One development of note this week was news that China was further relaxing its COVID-19 restrictions. It’s a strategy deemed positive for the global economy but investors have focused on the inflationary potential of Beijing’s move.

“If the Chinese reopening story is positive for oil and commodity prices – and for the massively battered Chinese stocks, it’s bad news for global inflation,” wrote Ipek Ozkardeskaya, senior analyst at Swissquote Bank, in a morning note.

“This is why we don’t see the U.S. stocks gaining on China reopening news…as the surge in Chinese demand will certainly boost inflation through higher energy and commodity prices. And in response to higher inflation, the central banks will continue hiking rates.” Ozkardeskaya added.

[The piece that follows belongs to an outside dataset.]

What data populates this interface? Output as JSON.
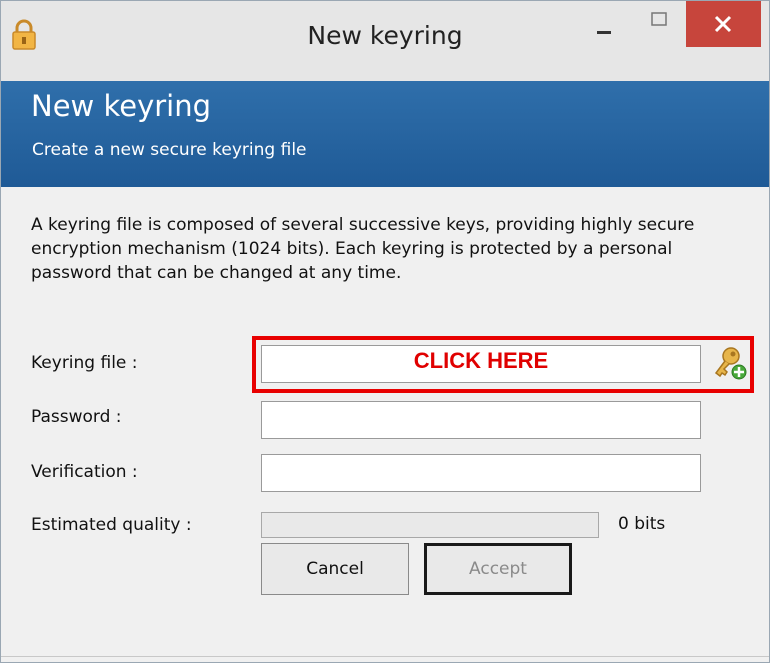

U.S. economic updates set for release on Wednesday include the November pending home sales index due at 10 a.m. Eastern.

Companies in focus
  • Southwest Airlines

    fell in premarket trade as it continues to cancel flights and tries to return to a normal schedule. Southwest has canceled thousands of flights over the past week, following a severe winter storm, and is limiting bookings over the next few days.

  • Tesla

    was up in premarket trading after shares of the electric-vehicle company tumbled 11.4% in the previous session and closed with a market cap of $344.5 billion, ranking it as the 16th-largest U.S. company. Tesla had ranked 10th on Friday.

  •  AMC Entertainment 

    was down in premarket trading after CEO Adam Aron asked the movie theater chain’s board to freeze his salary and urged other top AMC executives to do the same.